We also competed in a five-run Enduro – shortish runs with some rocks, rock gardens, stutter bumps and small jumps. Being held on a relatively tame-gradient slope (not much different to a XCO course), the bike and the fork were quite sufficient and outperformed all but six riders in a 150-strong field (our 50-year-old tester finished seventh).
What we really like is just how ergonomically designed the remote adjustment lever is. Definitely the most intuitive design we have ridden to date. Big enough to find with a searching thumb and grippy enough to ensure you don’t fumble your way to the required mode and separate enough to feel, which is which, without taking your focus from the trail. We completed more than 20 hours of high-effort riding on this fork and were pleased that the remote adjust system held it’s tension throughout that period, making mode shifts predictable and certain.

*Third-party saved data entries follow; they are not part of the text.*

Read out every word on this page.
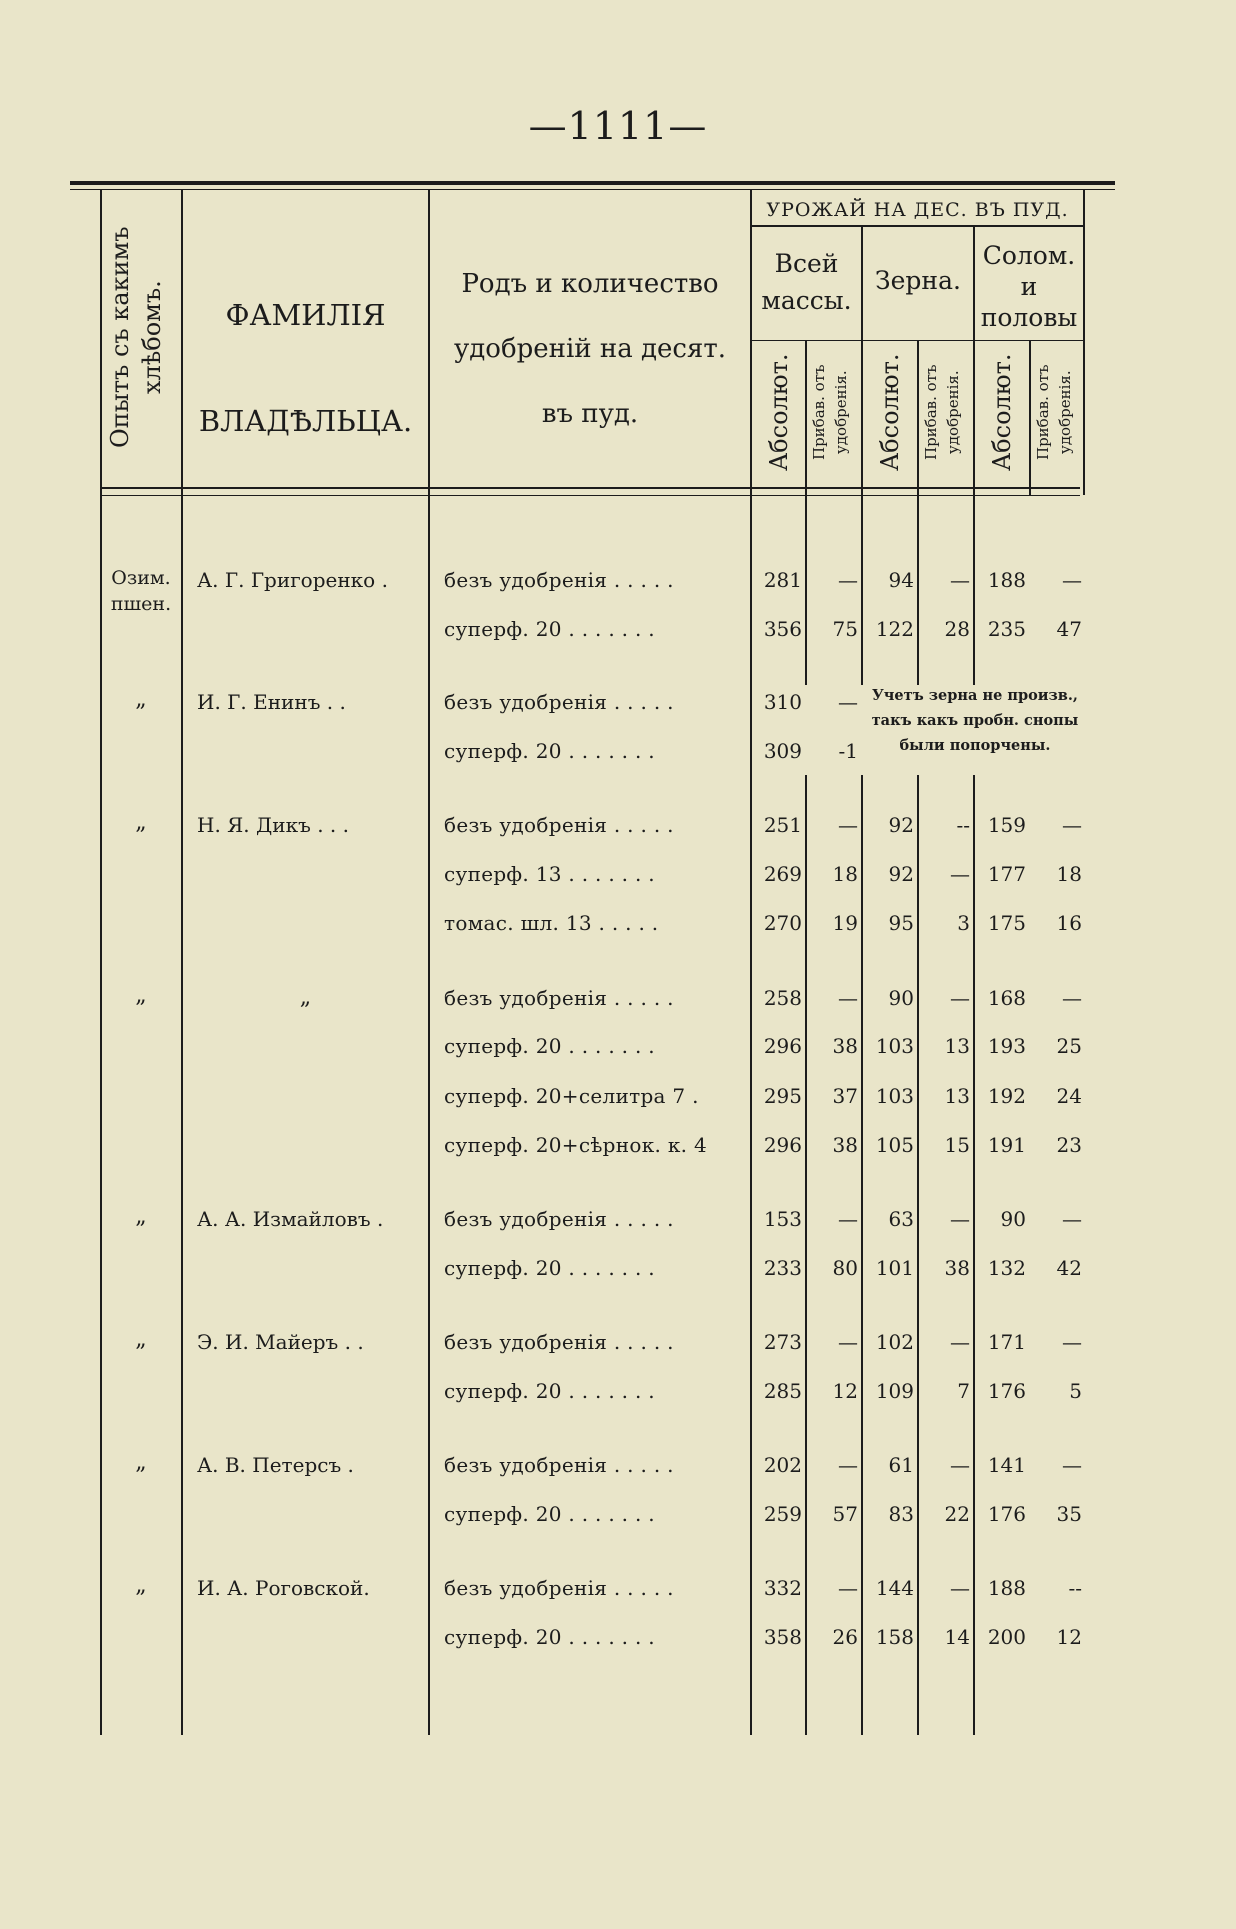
—1111—
Опытъ съ какимъ хлѣбомъ.	ФАМИЛІЯ
ВЛАДѢЛЬЦА.
Родъ и количество
удобреній на десят.
въ пуд.
УРОЖАЙ НА ДЕС. ВЪ ПУД.
Всей
массы.
Зерна.
Солом.
и
половы
Абсолют.	Прибав. отъ удобренія.	Абсолют.	Прибав. отъ удобренія.	Абсолют.	Прибав. отъ удобренія.
Озим.
пшен.
А. Г. Григоренко .	безъ удобренія . . . . .	281	—	94	— 188	—
суперф. 20 . . . . . . .	356	75 122	28 235	47
„	И. Г. Енинъ . .	безъ удобренія . . . . .	310	—
суперф. 20 . . . . . . .	309	-1
„	Н. Я. Дикъ . . .	безъ удобренія . . . . .	251	—	92	-- 159	—
суперф. 13 . . . . . . .	269	18	92	— 177	18
томас. шл. 13 . . . . .	270	19	95	3 175	16
„	„	безъ удобренія . . . . .	258	—	90	— 168	—
суперф. 20 . . . . . . .	296	38 103	13 193	25
суперф. 20+селитра 7 .	295	37 103	13 192	24
суперф. 20+сѣрнок. к. 4	296	38 105	15 191	23
„	А. А. Измайловъ .	безъ удобренія . . . . .	153	—	63	—	90	—
суперф. 20 . . . . . . .	233	80 101	38 132	42
„	Э. И. Майеръ . .	безъ удобренія . . . . .	273	— 102	— 171	—
суперф. 20 . . . . . . .	285	12 109	7 176	5
„	А. В. Петерсъ .	безъ удобренія . . . . .	202	—	61	— 141	—
суперф. 20 . . . . . . .	259	57	83	22 176	35
„	И. А. Роговской.	безъ удобренія . . . . .	332	— 144	— 188	--
суперф. 20 . . . . . . .	358	26 158	14 200	12
Учетъ зерна не произв.,
такъ какъ пробн. снопы
были попорчены.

It costs R19500 to buy this fork. By no means an easy decision. However, it is more cost effective than a new bike and if you’re happy with your bike, but need some front-end performance improvement, it’s worth your consideration. If you’re faced with the prospect of buying a new bike that comes fitted with the DT Swiss F232 One, know that it’s comfortably belongs in the ‘best forks on the market’ category.